The OEP of a normally compiled Windows executable starts with the standard compiler prologue:

; MSVC-compiled EXE entry point (typical)
PUSH    EBP
MOV     EBP, ESP
SUB     ESP, some_value

; Or for a DLL:
PUSH    EBP
MOV     EBP, ESP
PUSH    ECX

If after the tail jump you see a function prologue pattern, you are at the correct OEP. If you see garbage bytes or a second jump, the packer has additional stages — repeat the process.
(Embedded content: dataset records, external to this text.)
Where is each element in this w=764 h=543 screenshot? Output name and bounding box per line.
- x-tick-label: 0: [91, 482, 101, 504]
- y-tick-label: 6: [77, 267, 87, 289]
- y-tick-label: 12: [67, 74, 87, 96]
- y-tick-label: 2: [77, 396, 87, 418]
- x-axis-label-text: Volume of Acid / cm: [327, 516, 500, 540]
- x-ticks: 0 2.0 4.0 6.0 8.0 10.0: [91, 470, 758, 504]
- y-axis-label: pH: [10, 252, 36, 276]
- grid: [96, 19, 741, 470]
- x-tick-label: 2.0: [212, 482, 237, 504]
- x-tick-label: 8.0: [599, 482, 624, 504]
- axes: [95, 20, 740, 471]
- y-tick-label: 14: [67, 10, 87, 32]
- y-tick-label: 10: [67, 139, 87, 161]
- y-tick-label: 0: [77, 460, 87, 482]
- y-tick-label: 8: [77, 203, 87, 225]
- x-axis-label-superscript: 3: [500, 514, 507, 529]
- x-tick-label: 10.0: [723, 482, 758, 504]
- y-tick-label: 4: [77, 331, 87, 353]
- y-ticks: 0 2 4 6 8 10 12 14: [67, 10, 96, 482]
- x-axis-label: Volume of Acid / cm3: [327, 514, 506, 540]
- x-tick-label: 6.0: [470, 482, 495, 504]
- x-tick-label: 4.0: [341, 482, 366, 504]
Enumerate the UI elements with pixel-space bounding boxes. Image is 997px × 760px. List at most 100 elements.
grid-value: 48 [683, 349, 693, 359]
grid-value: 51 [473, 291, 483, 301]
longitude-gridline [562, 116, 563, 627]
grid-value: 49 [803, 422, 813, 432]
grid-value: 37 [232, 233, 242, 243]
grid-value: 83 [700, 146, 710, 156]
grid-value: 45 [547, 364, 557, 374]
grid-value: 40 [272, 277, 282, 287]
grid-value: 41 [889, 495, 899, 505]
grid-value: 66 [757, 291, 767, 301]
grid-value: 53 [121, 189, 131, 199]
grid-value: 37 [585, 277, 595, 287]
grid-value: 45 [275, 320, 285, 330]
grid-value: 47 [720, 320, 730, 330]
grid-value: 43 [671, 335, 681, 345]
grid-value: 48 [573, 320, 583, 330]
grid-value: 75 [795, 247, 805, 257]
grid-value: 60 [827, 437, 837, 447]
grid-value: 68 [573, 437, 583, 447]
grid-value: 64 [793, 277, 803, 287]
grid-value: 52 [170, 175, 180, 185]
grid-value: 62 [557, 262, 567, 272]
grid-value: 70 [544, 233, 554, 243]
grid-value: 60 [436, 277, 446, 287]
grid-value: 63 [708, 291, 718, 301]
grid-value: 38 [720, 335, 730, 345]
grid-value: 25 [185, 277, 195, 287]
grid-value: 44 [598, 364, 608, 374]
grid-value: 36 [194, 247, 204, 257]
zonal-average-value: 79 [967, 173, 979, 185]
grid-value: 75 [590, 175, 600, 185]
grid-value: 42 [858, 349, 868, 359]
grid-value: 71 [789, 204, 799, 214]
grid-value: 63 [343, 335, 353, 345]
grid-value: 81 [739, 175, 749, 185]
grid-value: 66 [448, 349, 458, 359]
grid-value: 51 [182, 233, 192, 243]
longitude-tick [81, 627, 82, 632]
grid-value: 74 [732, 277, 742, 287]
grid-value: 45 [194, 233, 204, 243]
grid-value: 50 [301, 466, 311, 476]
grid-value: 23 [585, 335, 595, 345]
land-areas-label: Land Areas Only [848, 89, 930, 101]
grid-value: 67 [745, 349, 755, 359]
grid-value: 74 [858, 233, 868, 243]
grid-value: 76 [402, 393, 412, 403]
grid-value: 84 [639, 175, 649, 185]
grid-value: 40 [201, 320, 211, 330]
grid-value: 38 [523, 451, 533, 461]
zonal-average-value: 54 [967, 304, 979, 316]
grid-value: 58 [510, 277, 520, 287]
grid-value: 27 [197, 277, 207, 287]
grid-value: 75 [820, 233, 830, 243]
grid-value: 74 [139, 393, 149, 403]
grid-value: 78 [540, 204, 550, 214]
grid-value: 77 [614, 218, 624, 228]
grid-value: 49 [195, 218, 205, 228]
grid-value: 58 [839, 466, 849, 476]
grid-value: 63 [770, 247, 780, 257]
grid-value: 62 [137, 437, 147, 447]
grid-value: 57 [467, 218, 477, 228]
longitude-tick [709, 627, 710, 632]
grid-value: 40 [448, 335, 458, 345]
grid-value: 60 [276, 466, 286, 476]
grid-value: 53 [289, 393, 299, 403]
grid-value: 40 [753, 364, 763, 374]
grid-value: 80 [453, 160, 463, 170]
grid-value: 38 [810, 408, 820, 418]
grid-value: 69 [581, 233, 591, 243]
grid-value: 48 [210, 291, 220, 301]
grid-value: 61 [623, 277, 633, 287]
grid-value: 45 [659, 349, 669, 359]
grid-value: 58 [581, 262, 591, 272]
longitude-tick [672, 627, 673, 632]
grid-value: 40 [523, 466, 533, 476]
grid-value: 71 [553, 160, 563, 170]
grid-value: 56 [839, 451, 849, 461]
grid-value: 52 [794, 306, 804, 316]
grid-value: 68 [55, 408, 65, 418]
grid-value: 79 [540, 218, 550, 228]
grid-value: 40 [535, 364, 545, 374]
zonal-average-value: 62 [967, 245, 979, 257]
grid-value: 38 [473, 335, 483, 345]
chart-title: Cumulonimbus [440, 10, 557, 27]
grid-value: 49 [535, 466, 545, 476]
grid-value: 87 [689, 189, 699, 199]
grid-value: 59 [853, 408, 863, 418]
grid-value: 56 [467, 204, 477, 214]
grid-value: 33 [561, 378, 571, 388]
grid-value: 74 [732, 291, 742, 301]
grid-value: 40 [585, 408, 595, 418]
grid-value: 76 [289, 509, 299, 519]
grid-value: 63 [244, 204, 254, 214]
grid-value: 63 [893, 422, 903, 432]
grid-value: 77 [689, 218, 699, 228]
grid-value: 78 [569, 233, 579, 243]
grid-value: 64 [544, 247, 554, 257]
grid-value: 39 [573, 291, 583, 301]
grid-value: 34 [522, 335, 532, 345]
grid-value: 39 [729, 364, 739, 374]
When PUSHAD/POPAD Is Not Used

Some packers do not use PUSHAD. Alternative breakpoint strategies:

StrategyWhen to Use
VirtualAlloc breakpointWhen the packer allocates memory for the unpacked code — break when allocation returns and set memory execute breakpoint on that region
VirtualProtect breakpointWhen the packer marks the unpacked region as executable — fires just before OEP transfer
Memory execute breakpoint on .text sectionSet on the first byte of the (currently empty) .text region — fires when the stub writes and then executes code there
Entropy-guided steppingRun until entropy in memory drops — indicates decompression complete

Dumping Memory with Scylla

Once paused at the OEP, the unpacked code exists in memory but the on-disk file is still packed. Scylla is the standard tool for creating an analysable PE:

Scylla workflow in x32dbg

1. While paused at OEP in x32dbg
2. Open Scylla: Plugins → Scylla
3. Verify OEP address is correct in the OEP field
4. Click [IAT Autosearch] → Scylla locates the import table
5. Click [Get Imports] → Scylla resolves all imported function names
6. Review the imports list — remove any invalid entries (right-click → delete)
7. Click [Dump] → saves process memory to disk as unpacked_sample.exe
8. Click [Fix Dump] → patches the IAT into the dumped file
9. Result: standalone unpacked PE ready for static analysis

Verifying the dump

# Open dumped file in Detect-It-Easy
die unpacked_sample.exe
# Should now show compiler (e.g., "MSVC (19.xx)") instead of packer name

# Check entropy
pestudio unpacked_sample.exe
# .text section entropy should be 5.0–6.5, not 7+

# Check imports
# IAT should now contain full import list, not just LoadLibraryA

Common Unpacking Failures and Fixes

ProblemCauseFix
Scylla IAT Autosearch finds nothingWrong OEP — still in stubStep further into the code; look for the function prologue pattern
Many invalid imports in ScyllaPartial unpack — some modules not yet loadedRun further after OEP until all imports resolve, then dump
Dumped file crashes immediatelyStolen bytes — first instructions at OEP are missingManually restore the stolen instructions (covered in Topic 6)
DIE still shows packer after dumpMulti-stage packer — a second packer wraps the firstRepeat the ESP breakpoint technique on the newly dumped file

Anti-Dump Defences

Advanced packers add defences specifically against memory dumping:

  • PE header erasure — zeros the first 0x1000 bytes after unpacking, destroying the DOS and PE headers
  • Guard pages — marks unpacked memory pages as guard pages; any read by a dumper triggers an exception
  • IAT destruction — corrupts the import table after resolution to prevent reconstruction

These advanced techniques are covered in Unit 6 (Self-Defending Malware).